# My chipmunk outdoor aviary *Pic heavy*



## peter0 (Oct 4, 2011)

Thought i'd post some pictures of my outdoor chippie aviary.

It's been good weather today so i decided to give them a clean out, They will have a new boyfriend soon called Rusty so they've all gotten some nice new nest boxes and tonight whilst they're asleep they will get a huge part of a small tree that fell over into the field so they will be very happy. Just gave them some plum, banana and a corn of the cob


----------



## peter0 (Oct 4, 2011)

More pictures!


----------



## peter0 (Oct 4, 2011)

The last lot.


----------



## metame (Sep 25, 2009)

wow, they look very happy chipmunks!


----------



## chrisd (Aug 25, 2011)

Thats insane! How many do you have? I love the white one, send it to me? :thumbsup:


----------



## peter0 (Oct 4, 2011)

Yes they are, they even have heating for them cold days!

I have 5 girls outside and soon to be 1 boy.

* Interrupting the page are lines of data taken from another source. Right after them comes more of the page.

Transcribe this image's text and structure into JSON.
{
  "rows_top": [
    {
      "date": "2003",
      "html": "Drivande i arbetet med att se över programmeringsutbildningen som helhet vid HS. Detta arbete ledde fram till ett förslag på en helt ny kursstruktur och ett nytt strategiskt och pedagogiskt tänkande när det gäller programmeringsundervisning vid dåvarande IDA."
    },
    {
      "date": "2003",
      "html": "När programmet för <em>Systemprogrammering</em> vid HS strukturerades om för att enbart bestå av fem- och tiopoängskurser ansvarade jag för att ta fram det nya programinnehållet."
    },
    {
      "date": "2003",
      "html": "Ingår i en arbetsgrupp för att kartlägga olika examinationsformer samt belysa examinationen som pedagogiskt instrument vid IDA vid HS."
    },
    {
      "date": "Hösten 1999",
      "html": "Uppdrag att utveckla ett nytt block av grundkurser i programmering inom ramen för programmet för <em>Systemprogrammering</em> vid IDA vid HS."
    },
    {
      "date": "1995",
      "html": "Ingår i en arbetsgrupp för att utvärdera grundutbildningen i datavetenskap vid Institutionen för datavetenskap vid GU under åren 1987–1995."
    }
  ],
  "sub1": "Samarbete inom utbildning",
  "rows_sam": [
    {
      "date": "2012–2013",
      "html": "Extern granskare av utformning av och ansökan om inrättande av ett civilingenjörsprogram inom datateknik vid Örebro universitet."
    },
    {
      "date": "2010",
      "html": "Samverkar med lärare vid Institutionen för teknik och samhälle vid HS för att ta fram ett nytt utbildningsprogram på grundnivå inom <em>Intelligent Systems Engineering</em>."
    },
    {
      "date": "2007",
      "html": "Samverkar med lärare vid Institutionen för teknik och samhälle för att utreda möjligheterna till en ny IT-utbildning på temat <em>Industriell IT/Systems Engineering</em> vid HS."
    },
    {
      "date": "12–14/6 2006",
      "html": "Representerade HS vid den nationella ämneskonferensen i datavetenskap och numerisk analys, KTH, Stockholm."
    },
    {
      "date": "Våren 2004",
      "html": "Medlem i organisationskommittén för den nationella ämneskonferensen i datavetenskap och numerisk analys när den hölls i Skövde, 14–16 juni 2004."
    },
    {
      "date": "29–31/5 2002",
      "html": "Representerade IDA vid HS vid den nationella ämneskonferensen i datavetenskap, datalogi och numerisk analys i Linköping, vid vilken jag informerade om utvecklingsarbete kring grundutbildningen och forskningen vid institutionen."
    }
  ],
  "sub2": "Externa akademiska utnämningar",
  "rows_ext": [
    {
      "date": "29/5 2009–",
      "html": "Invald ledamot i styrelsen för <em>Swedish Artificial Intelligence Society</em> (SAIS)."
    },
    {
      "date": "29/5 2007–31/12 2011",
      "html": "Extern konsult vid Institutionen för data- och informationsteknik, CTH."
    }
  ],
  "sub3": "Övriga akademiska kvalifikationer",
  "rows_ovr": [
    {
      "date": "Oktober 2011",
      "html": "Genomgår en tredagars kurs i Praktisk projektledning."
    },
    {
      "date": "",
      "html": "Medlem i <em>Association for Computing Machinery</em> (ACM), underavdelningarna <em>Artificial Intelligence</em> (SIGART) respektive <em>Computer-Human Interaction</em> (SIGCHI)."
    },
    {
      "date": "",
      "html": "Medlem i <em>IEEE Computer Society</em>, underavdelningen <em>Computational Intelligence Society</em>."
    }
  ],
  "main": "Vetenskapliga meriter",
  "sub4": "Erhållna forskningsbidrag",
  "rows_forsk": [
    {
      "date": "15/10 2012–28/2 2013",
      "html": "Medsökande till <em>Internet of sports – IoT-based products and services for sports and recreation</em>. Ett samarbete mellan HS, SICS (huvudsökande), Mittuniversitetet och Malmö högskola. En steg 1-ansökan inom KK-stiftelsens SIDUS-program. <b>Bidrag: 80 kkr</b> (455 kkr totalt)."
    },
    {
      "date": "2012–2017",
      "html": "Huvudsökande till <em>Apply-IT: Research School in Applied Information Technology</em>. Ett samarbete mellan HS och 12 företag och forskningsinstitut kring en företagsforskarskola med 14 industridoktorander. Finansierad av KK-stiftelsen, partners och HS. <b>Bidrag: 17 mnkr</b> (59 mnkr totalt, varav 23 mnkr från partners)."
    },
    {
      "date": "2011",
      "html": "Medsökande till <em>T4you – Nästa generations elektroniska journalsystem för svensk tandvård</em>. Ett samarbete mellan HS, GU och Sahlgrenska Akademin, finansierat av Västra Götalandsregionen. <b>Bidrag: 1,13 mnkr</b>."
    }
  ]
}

3 inside in two different cages. There is 3 babies inside too. Two of which are going to new homes and one will be staying to live with the outside girls

I have 3 white ones but they staying right here:lol:


----------



## chrisd (Aug 25, 2011)

3!! Surely you can spare me one :lol:


----------



## LostGirl (Jan 16, 2009)

wow that looks amazing!! very lucky chipmunks


----------



## peter0 (Oct 4, 2011)

Haha come to Scotland next year and you might be able to get some little white babies:lol:

Thanks LostGirl we done it all quite cheap too luckily my dads a great bargain hunter and good at DIY


----------